I glanced over and she was right. There were pots and pans and dishes pushed in long rows along the countertop. I wondered how she would remember everything that was there.
“People been bringing me food for almost a week,” she said as she moved over to her chair. “I don’t know why they think I can eat all that.” She eased herself into her seat, holding onto the table until she got all the way down.
“Rose, here, sit down over here.” She pointed to the chair beside her.
I walked behind her and sat down at the table.
“Thomas, I want you-all to have a plate of food before you leave,” she said. She sounded like a mother speaking to her children. Even lost to her grief, I could tell she was a woman used to taking care of others.
“Yes, ma’am, we will do that.” He winked in my direction.
She pushed a bowl of peas away from her and rested her hands on the table. Another bowl was situated between her and Tom.
“You by yourself?” Tom asked.
“Uh-huh,” she hummed. “Rusty went over to the office. She’s trying to get things arranged over there.”
“Rusty is Ms. Eulene’s neighbor,” Tom said to me as an explanation.
I nodded.
“Beatrice’s daughter, she stays here with me,” the older woman added. “Lord, I don’t know what I’d do without her right now.” She reached in the pocket of her apron and took out a tissue. She wiped underneath her glasses with it and then kept it balled-up in her hand.
“Rose, are you visiting West Memphis?” she asked.
“Yes, ma’am,” I answered. “I came from North Carolina.”
“North Carolina,” she repeated. “I got people in Raleigh,” she said.
“I’m not too far from there,” I responded. “I’m from the eastern part of the state, Rocky Mount.”
She nodded.
There was an awkward pause. She waved away a fly that was buzzing around her.
“I’m real sorry about your son,” I finally said.
She lifted her face slowly. “Thomas tell you about it?” she asked.
“I was at the river when”—I stopped, not sure of how to continue—“when they found him.”
She dropped her head in her hand. “Just don’t seem right,” she said softly.
Tom reached out, placing his hand on her shoulder.
She rocked in her chair, back and forth.
“I knew there was trouble when he didn’t call me before lunch the day he was supposed to be leaving St. Louis,” she said, as if she was trying to order the tragedy, trying to understand the s
equence of events leading up to her son’s death. I was sure she had already done this several times since his disappearance.
She pulled the tissue out again, pressing it against her wet cheeks.
“I told my neighbor, Beatrice, about eleven o’clock that morning that something had happened. I just felt it. I just felt it here.” She pointed to her heart.
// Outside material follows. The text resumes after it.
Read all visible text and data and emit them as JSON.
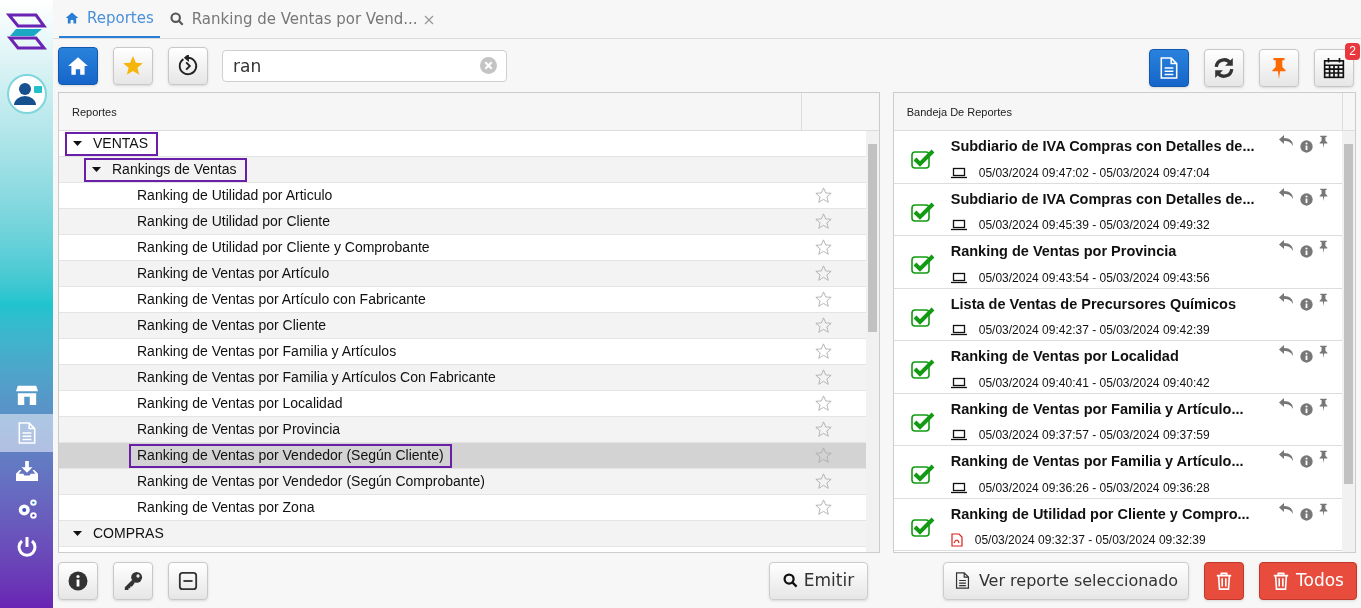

“Then I called Rusty at work and I got her to call his phone.” She rolled the tissue in her hands. “There was never any answer.”
She shook her head.
“By the afternoon I got hold of the sheriff. I told him that I just knew Lawrence was in some kind of trouble.”
Tom patted her on the arm.
“I know, Ms. Eulene,” he said. “Once I got back from Fort Smith and after we heard from St. Louis that he hadn’t made it to the hospital, we were all out looking for him by dinnertime.”
She turned away, still moving her body in a rocking motion.
A car passed on the road outside the house. She lifted her head as if she was listening to see if it was somebody stopping. It came to the intersection and turned toward town.
“Now they’re trying to say Lawrence took his own life,” she said the words painfully. “It’s just ugly how folks talk,” she added.
We sat at the table while she wiped her eyes again. Tom and I looked at each other without knowing what to say to the older woman.
“Ms. Franklin,” I finally asked, even though I knew it wasn’t my place, “why would they say that about your son? Why are they saying he committed suicide?”
She bit the inside of her bottom lip, shaking her head. “He was on some medicine,” she answered.
“For depression?” I asked.
“No, he told me it was to help him to sleep,” she replied. “He was under a lot of stress trying to run the business by himself.”
She turned toward Tom. “You know, Thomas, it was too much for one man. I tried to get him to get some help and he had gone to visit a cousin in Louisiana about coming to West Memphis, but he liked to do things by himself. You know, Thomas,” she said again.